1. The equation 2y = 3√x can be rewritten as y = (3/2)√x.
This curve is a square root function that starts at the origin and increases as x increases.

2. The equation y = 3 represents a horizontal line at y = 3.

3. The equation 2y + 3x = 6 can be rewritten as y = (6-3x)/2.
This equation represents a line with negative slope and y-intercept at (0, 3) or (0, 3/2).

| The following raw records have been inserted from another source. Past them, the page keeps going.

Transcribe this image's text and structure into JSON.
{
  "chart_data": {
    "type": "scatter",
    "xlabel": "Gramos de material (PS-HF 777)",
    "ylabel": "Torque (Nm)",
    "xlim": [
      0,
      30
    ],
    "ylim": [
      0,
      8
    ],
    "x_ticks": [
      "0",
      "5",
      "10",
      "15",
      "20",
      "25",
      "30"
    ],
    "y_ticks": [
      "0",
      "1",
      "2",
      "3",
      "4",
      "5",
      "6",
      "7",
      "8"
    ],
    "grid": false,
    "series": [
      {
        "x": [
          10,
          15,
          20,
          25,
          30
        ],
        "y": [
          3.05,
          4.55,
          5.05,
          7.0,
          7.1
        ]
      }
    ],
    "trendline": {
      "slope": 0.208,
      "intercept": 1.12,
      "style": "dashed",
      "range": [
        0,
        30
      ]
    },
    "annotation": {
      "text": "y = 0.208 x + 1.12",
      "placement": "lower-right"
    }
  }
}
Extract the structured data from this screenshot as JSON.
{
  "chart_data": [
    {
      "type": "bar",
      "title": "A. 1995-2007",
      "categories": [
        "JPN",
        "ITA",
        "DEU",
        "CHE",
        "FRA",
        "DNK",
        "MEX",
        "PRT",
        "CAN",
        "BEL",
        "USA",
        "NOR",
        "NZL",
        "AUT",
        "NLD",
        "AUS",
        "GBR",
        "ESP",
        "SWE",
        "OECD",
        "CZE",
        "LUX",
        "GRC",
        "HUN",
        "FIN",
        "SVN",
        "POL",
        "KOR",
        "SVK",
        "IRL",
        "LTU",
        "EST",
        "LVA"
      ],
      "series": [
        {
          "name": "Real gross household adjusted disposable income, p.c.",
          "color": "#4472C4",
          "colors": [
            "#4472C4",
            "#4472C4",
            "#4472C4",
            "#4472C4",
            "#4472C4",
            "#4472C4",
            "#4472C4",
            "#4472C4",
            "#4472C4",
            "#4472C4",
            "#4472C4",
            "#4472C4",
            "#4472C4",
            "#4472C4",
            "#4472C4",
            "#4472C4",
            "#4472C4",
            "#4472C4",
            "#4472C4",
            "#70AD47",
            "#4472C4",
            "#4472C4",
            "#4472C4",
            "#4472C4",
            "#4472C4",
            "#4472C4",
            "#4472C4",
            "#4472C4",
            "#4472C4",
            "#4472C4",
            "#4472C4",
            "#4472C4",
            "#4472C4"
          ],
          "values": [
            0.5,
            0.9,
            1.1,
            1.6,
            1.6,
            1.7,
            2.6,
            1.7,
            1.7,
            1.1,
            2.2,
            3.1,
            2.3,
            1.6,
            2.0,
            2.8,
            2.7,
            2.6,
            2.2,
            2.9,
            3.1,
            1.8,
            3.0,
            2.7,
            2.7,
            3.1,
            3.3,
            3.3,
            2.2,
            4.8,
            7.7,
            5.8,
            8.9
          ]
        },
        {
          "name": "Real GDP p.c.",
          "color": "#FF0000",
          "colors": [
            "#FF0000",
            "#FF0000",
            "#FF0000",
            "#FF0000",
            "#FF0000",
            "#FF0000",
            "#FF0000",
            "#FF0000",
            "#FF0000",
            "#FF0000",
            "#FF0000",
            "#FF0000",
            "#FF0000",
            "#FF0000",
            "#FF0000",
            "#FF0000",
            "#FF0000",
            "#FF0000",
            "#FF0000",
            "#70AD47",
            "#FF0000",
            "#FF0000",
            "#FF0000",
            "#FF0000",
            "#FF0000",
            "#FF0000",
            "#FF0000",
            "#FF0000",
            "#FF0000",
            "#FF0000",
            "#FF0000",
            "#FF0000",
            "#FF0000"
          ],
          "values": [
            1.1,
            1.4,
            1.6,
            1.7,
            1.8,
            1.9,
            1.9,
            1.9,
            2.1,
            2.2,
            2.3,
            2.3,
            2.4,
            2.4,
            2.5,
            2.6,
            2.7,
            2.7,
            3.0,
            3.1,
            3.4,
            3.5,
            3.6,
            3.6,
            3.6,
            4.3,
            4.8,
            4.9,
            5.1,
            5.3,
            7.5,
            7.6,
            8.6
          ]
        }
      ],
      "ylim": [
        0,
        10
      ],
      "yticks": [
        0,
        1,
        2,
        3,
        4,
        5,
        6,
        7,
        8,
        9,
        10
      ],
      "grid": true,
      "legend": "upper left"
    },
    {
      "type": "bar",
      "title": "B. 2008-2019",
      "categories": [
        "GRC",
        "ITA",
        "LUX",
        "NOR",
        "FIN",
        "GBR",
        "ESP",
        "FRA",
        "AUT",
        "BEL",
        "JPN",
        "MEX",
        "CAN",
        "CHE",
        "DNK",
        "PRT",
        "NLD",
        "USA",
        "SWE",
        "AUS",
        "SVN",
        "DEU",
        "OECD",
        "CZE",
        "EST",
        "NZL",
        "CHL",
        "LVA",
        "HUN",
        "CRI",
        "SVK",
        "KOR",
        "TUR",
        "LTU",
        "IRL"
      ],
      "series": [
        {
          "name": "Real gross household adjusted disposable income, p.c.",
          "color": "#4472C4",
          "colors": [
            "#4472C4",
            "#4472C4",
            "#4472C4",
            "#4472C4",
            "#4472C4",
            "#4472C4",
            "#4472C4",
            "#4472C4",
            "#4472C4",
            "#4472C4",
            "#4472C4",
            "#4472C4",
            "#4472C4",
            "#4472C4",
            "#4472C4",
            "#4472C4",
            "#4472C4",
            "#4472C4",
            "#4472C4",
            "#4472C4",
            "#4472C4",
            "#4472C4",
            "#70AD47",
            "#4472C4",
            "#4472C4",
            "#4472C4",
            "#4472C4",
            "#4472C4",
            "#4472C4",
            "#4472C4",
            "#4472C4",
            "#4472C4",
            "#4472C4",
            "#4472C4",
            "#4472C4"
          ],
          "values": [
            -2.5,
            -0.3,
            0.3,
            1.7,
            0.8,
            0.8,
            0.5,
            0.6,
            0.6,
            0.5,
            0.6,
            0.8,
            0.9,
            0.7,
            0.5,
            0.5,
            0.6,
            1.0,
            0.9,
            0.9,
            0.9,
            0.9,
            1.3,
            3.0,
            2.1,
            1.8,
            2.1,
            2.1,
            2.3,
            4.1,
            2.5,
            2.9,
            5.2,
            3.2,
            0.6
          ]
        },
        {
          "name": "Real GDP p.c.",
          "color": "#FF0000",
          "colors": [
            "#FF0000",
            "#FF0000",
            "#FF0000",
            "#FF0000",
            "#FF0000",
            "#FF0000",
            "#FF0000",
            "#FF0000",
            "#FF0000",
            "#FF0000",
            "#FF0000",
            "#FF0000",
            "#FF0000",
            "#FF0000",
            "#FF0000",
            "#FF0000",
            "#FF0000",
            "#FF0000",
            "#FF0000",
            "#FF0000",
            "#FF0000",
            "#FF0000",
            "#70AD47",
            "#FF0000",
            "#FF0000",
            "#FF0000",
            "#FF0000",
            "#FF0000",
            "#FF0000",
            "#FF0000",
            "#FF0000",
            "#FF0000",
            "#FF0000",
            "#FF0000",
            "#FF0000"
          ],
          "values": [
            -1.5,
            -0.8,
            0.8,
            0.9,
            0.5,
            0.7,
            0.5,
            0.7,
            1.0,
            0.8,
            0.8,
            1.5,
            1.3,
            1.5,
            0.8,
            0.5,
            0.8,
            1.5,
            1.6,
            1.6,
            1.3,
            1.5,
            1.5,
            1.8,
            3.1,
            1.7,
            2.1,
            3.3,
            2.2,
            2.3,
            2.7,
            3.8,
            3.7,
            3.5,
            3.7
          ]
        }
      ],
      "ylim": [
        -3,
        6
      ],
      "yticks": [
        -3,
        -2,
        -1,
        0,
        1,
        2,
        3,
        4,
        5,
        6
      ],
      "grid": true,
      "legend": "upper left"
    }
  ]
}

Now, let's find the points of intersection to determine the boundaries of the enclosed region:

1. The first curve is y = (3/2)√x.
2. The second curve is y = 3.
3. The third curve is y = (6-3x)/2.

To find the points of intersection, equate the first curve with the second curve and the third curve.

1. (3/2)√x = 3
Divide both sides by (3/2): √x = 2
Square both sides: x = 4
Now, substitute x = 4 into the first curve: y = (3/2)√4 = (3/2) * 2 = 3
So, the first curve intersects with the second curve at the point (4, 3).

2. Substitute y = (6-3x)/2 into the second curve:
(6-3x)/2 = 3
Multiply both sides by 2: 6-3x = 6
Subtract 6 from both sides: -3x = 0
Divide both sides by -3: x = 0
Now, substitute x = 0 into the third curve: y = (6-3*0)/2 = 6/2 = 3
So, the second curve intersects with the third curve at the point (0, 3).

Now, we can sketch the region enclosed by the curves:

1. Start by graphing the curves individually.
- The first curve is a square root function that starts at the origin and increases as x increases.
- The second curve is a horizontal line at y = 3.
- The third curve is a line with negative slope and y-intercept at (0, 3) or (0, 3/2).

2. The points of intersection are at (4, 3) and (0, 3).
Draw vertical lines at x = 0 and x = 4 to mark the boundaries of the region.

3. Shade the region enclosed by the curves.

To find the area of the region, we need to determine whether to integrate with respect to x or y.

Looking at the sketch, we can see that the region lies between two vertical lines. Therefore, we need to integrate with respect to x.

To find the area, integrate the difference in y-values with respect to x between the boundaries, which are x = 0 and x = 4. So, we need to calculate ∫[0, 4] (3 - (6-3x)/2) dx.

Evaluating the integral, we get the area of the region enclosed by the curves.